17/3/2020 01:30:17 pm
Yay! So glad if this was helpful Magz. Yes, because I'm not a 'professional' builder, and definitely not an engineer, I don't use the confusing jargon. I didn't even know what a joist was when I built my earthbag house, but hey I still built the thing, and that roof functioned superbly:) Thank you so much for your support! So appreciated.
16/3/2020 08:56:56 am
Hi Atulya. Informative article, thanks. Another important consideration not that well known is the type of panels. Most people only look at the efficency of the panels without considering the fact that that is measured in full sun. Crystalline panels, for example, quickly loose ability to generate useful power when shaded/cloudy, (These panels were designed for use in space where completely different wavelenghts of light predominate) yet on paper they have high efficencies. Amorphous panels, on the other hand, have releatevly low efficencies on paper but will perform better than crystalline when shaded.
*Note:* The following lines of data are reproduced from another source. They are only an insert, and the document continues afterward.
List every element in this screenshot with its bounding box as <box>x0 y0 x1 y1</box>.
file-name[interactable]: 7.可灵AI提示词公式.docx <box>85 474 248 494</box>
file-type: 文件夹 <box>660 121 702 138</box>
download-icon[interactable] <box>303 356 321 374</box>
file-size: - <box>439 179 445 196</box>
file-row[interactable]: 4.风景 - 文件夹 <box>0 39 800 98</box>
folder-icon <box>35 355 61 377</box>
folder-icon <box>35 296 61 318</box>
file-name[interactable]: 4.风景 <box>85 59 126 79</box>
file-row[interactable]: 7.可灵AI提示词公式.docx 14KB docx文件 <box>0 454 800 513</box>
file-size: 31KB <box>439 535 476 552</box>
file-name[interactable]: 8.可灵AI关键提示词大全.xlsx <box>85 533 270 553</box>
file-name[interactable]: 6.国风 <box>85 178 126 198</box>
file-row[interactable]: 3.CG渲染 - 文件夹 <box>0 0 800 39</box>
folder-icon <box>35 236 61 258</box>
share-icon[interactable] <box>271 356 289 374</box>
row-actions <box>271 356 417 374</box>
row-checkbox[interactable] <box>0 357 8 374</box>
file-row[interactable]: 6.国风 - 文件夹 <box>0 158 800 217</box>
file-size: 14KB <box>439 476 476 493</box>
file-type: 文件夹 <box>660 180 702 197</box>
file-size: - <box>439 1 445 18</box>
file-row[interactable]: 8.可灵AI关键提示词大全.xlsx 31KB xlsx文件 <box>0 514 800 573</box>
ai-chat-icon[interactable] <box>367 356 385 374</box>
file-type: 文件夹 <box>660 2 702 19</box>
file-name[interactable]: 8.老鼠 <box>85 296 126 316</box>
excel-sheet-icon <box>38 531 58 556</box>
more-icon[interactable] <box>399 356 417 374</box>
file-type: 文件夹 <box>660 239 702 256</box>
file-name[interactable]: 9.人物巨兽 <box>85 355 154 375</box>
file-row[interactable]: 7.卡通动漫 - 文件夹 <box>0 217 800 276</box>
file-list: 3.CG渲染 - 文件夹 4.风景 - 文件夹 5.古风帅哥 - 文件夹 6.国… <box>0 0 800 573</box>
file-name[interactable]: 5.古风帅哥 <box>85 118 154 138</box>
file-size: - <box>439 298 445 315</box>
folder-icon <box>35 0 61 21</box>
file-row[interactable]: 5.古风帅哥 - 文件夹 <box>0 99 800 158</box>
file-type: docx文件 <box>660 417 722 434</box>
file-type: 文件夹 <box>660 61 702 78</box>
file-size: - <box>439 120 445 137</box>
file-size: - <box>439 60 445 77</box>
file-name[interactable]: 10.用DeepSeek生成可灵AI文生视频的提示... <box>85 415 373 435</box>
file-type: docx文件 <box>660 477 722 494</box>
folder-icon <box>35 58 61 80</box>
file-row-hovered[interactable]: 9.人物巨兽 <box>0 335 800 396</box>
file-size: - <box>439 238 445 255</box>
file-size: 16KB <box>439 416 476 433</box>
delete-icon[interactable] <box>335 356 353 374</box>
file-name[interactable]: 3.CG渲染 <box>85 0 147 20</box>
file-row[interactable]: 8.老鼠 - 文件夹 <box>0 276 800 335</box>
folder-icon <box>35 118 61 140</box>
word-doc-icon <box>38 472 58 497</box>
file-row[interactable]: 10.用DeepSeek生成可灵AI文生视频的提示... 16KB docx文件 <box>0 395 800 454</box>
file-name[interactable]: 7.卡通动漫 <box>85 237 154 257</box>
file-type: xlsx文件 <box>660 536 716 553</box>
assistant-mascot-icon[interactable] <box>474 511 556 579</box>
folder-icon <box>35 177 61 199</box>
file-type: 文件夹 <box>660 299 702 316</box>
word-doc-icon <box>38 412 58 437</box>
Over all, in a wet climate, I would opt for prediminately amorphous panels. You do have panel technology like CIGS which do well in all light conditions but are more expensive.
17/3/2020 01:32:25 pm
Thanks Luke! Yes there are many many things to factor into a solar system, and it gets insanely confusing for non-techie people which is why I didn't try and cover every detail in one go:) I have to say, I find people usually overthink the panels and underthink the rest of the system, but I've got another post coming on that.
17/3/2020 02:17:39 am
17/3/2020 01:34:58 pm
Nice find Kit! You did well, because that system will last a long long time. People are slowly moving to 24V now, but in a few years 48 volts is going to be much more mainstream. And yes, so good to be off-grid as The System creaks on its hinges.
14/4/2020 07:16:45 pm
Hi, Atulya; I always look forward to your posts and have been learning from them. Being a bit of a car junkie, and especially fond of funky French cars, I have to comment about your mention of the Citroen 2CV. Truly, the original post war versions are not fun on motorways, (being so slow they'd be hit within the first minute), but from about the mid 60s towards the end of their long production life, they could maintain 70 miles an hour and had better brakes. Never quiet, they did the job. Here's a link to a story you may not have heard.
23/8/2020 10:39:51 pm
Ah just seen this John. He he, well it was only an analogy, so swap the 2CV with whichever car you like:))
28/10/2020 10:55:53 pm
I’m deeply entrenched in solar hell having just received a quote for a lot of money from a solar company. I’d be really curious to know first, what you spent on your system (if you don’t mind sharing) and, second, how you managed to piece it together and install it. Did your neighbour help? Did you buy the system all in one place from a solar company and have them do the install? Did you research and do it all yourself with bits you assembled? Thanks!!